Monday, July 28, 2014

Indiana Jones and the Temple of Doom (1984)

Of the original trilogy, Indiana Jones and the Temple of Doom is the least fondly remembered.  It’s a prequel which departs somewhat radically in tone and in cast from its two companions, and it contains a few very ill-advised creative decisions, about which director Steven Spielberg has said that the best thing to come out of the film was meeting his wife Kate Capshaw.  But on revisiting, there’s more about Temple of Doom to enjoy than not, though it’s still far from the other two in my eyes.

A year before the events of Raiders of the Lost Ark, Indiana Jones (Harrison Ford) careens off the heels of one adventure and into an Indian village where the children and a sacred stone have been abducted by the sinister forces of Pankot Palace.  His compatriots, lounge singer Willie Scott (Capshaw) and pint-sized Short Round (Ke Huy Quan), follow Indy into the eponymous Temple of Doom, where they face the brainwashed hordes who obey the devilish Mola Ram (Amrish Puri).
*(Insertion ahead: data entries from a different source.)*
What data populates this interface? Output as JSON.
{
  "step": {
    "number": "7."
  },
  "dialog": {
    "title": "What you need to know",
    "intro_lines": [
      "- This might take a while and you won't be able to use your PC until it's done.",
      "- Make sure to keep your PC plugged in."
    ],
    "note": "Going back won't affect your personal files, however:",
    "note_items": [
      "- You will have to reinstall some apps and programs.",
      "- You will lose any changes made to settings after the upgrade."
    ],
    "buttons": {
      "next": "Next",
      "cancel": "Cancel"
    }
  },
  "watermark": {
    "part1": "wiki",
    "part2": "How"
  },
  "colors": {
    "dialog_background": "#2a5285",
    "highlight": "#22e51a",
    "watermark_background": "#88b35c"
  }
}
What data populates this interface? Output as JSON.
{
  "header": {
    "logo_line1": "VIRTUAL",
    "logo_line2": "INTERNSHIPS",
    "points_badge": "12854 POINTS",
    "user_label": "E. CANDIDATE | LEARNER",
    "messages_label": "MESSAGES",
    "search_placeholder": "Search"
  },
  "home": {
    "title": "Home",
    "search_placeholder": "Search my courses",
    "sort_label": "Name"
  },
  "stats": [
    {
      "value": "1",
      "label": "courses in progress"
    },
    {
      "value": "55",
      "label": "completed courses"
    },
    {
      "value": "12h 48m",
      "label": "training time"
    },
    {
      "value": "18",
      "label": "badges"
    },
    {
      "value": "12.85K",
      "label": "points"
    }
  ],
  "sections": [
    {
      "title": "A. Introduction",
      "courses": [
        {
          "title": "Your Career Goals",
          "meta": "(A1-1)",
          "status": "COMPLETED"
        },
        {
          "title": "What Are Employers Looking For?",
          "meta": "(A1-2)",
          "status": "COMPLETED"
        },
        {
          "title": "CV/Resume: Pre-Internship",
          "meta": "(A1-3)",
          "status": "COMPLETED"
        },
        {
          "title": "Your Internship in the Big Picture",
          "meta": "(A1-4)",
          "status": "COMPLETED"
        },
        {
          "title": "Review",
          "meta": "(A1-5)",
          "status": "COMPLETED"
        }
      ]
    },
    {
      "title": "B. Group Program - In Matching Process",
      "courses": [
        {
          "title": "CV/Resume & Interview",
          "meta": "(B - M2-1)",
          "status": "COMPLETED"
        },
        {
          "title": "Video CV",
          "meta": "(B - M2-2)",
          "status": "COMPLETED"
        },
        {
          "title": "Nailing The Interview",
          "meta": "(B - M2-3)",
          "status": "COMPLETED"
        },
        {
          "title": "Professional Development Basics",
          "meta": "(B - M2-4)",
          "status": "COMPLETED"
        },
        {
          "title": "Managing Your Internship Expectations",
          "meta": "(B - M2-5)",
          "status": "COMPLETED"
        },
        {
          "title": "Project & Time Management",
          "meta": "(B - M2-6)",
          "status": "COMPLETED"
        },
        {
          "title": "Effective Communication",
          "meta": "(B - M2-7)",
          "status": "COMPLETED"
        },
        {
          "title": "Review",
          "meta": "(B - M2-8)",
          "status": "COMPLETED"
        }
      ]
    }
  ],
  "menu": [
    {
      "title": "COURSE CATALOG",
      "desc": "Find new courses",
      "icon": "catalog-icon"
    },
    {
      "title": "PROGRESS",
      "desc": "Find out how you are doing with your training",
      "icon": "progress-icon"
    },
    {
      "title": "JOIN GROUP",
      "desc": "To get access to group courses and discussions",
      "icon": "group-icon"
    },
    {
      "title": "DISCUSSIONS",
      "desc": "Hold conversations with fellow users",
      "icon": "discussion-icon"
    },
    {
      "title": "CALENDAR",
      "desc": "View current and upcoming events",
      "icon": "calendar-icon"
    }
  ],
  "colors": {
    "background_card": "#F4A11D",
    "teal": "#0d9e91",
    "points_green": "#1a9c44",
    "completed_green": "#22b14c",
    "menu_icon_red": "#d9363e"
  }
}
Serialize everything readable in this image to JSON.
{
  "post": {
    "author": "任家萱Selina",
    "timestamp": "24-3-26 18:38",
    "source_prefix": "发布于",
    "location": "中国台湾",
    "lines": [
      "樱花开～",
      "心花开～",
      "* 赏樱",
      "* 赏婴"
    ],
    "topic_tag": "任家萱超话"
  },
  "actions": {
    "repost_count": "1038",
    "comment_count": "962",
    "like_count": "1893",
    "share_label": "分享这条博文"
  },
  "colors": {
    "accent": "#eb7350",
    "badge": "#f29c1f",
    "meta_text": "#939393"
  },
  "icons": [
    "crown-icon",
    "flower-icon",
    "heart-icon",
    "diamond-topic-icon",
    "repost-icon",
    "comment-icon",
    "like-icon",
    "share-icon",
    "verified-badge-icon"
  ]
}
Let’s say the obvious – the film is culturally insensitive to the max, if not unspeakably racist.  It deals heavily in the “white savior” archetypal narrative without challenging that trope in the least, to the point where we literally have a British cavalry arriving just in the knick of time.  Now, it’s possible that Spielberg is playing with the old adventure serial formula from the 1920s and 30s – as suggested by some cliffhangery moments like the inflatable raft parachute over a cliff – and it does give him some of the ookier moments of the movie like the chilled monkey brains dessert, but the fact that the film seems at times virulently demeaning of India is a bit troubling.

The other major issue with the film is, perhaps surprisingly, Kate Capshaw’s performance.  After Karen Allen’s deft and empowering female lead in Raiders, Capshaw’s Willie Scott is a colossal step backwards.  She’s fantastic at screaming her lungs out and standing around rather uselessly, and if that’s the character the filmmakers really wanted to create, kudos to them.  But the result is something akin to the worst excesses of the “Bond girl” stereotype over in the James Bond franchise (to which, to be fair, both Spielberg and George Lucas claim Indiana Jones is partially indebted).  She is largely unwatchable and impossible to sympathize with, and I can’t help but wish Indy and the filmmakers had left her behind on this adventure.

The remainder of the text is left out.